Although it seems like I just started the training cycle yesterday – I am finished three weeks of marathon training for the Ottawa Marathon. Week 4 starts the more fun part of training with long runs going into the double digits and weekly totals going above 30KM. I tend to have more issues once I approach the 30KM park – so *fingers crossed* that everything continues going smoothly. So far this training cycle has been going well *knocks on wood*. A few things that I have been doing a bit differently are:
- Only running 4x a week: Usually marathon training is a 5-6 run per week schedule, but I’ve reduced the runs to 4x a week with my usual 5K tempo/steady runs being adjusted to 6K. In about two weeks, my 3x6K runs will be 2x6K with an 8-10K run completed on Thursdays. So far the legs are happy!
- Running slow: If you follow me on Strava, you may have noticed that my run times have been rather slow. This is on purpose to not make the legs angry and to concentre on distance not speed. The long run I completed yesterday was a little fast but it was hard to not run fast when for the first time in weeks you encountered zero snow/icy sidewalks!

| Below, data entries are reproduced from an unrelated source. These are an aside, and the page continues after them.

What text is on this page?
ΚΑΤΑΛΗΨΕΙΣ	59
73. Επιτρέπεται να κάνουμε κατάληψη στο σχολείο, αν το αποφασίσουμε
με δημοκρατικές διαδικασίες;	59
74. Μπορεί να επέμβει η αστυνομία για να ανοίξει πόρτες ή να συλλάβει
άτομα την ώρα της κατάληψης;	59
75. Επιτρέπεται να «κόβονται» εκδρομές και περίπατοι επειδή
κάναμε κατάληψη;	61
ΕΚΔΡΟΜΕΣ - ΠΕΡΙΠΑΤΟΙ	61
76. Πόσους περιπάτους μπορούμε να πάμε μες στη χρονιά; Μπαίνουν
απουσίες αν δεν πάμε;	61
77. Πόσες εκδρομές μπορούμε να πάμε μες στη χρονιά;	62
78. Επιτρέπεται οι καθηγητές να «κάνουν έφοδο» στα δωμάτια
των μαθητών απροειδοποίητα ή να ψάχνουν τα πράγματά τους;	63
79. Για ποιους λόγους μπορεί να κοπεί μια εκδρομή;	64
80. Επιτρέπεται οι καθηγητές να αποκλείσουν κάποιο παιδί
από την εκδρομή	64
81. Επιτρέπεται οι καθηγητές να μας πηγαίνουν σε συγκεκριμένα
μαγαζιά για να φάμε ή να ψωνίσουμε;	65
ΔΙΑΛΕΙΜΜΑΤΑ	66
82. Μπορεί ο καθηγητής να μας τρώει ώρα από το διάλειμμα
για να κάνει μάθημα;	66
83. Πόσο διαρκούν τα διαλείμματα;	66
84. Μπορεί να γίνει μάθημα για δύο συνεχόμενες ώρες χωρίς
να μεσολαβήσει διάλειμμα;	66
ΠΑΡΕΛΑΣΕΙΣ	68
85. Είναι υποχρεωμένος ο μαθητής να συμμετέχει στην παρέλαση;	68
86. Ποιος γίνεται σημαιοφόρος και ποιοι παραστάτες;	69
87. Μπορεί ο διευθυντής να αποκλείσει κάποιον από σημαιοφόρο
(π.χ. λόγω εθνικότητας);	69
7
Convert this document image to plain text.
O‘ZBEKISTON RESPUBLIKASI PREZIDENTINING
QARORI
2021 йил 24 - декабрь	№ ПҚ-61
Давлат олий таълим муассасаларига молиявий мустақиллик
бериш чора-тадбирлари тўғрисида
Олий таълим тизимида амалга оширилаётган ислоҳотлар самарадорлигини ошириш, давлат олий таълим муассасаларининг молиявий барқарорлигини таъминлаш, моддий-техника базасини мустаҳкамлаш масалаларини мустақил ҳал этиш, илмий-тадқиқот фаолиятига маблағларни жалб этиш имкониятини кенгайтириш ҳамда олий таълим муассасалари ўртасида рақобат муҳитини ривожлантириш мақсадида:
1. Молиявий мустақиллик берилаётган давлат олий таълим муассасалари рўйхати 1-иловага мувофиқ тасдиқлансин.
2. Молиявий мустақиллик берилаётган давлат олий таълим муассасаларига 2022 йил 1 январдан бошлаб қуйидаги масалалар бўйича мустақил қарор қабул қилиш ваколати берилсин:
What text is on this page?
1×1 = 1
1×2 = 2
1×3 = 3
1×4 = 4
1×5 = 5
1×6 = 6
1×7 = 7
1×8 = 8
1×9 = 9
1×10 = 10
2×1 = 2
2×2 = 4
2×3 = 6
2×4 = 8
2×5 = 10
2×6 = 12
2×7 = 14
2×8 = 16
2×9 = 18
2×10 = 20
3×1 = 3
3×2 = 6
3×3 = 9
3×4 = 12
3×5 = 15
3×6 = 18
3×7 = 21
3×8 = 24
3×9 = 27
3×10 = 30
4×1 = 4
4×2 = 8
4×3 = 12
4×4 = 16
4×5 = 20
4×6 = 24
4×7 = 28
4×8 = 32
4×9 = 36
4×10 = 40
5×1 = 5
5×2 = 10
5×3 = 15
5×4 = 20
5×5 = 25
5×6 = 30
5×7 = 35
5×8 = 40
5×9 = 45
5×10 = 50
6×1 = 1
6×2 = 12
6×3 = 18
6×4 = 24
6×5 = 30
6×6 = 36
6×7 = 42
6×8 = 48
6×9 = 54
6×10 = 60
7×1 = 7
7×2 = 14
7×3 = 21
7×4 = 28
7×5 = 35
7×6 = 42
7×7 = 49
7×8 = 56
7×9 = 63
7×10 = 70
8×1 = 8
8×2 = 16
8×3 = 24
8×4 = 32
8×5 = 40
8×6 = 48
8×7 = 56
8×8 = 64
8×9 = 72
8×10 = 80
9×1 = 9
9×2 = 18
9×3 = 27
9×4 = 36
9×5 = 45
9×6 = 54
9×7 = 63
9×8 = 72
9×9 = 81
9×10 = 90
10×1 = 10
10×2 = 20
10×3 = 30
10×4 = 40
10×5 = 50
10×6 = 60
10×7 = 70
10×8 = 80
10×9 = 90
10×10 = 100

- Running at lunch: One of my runs per week is done during my lunch time. Although I work full-time, my PM schedule is spent working in front of the computer (I teach one class online) which means that I can break for 40 minutes and run a 6K.
- Eating better: also because of my PM schedule, I am eating significantly more veggies at lunch and that seems to be helping. I’ve also reduced my gluten-laden products as well and seeing some improvements.
- (I did not make those foods – culinary program to thank for my perfect lunches)
So far, winter running has been kicking my butt. It is so difficult to run on snowy roads and even more difficult to not be bored when you are stuck running on 1K loops (my street is an icy-mess in the front part of the 1-mile loop). I ran my 7K and 8K runs while it was snowing and with my street completely covered in snow – talk about a loooong, slooow run.
This past Sunday I ran in 1C weather with completely clear paths/sidewalks and I had to “speed-check” myself so many times because I kept dipping below 6:00/km (a bit No-No for my long run plan). Such a gorgeous day out though!
So far my 4x a week plan is definitely workable with my schedule. I’m hoping for a successful training plan that results in a pretty big PB but in reality, all I have to do is get to the start-line healthy with zero GI-issues and I will smash that NYC marathon time.
Speaking of the NYC Marathon – Who entered the lottery?!?!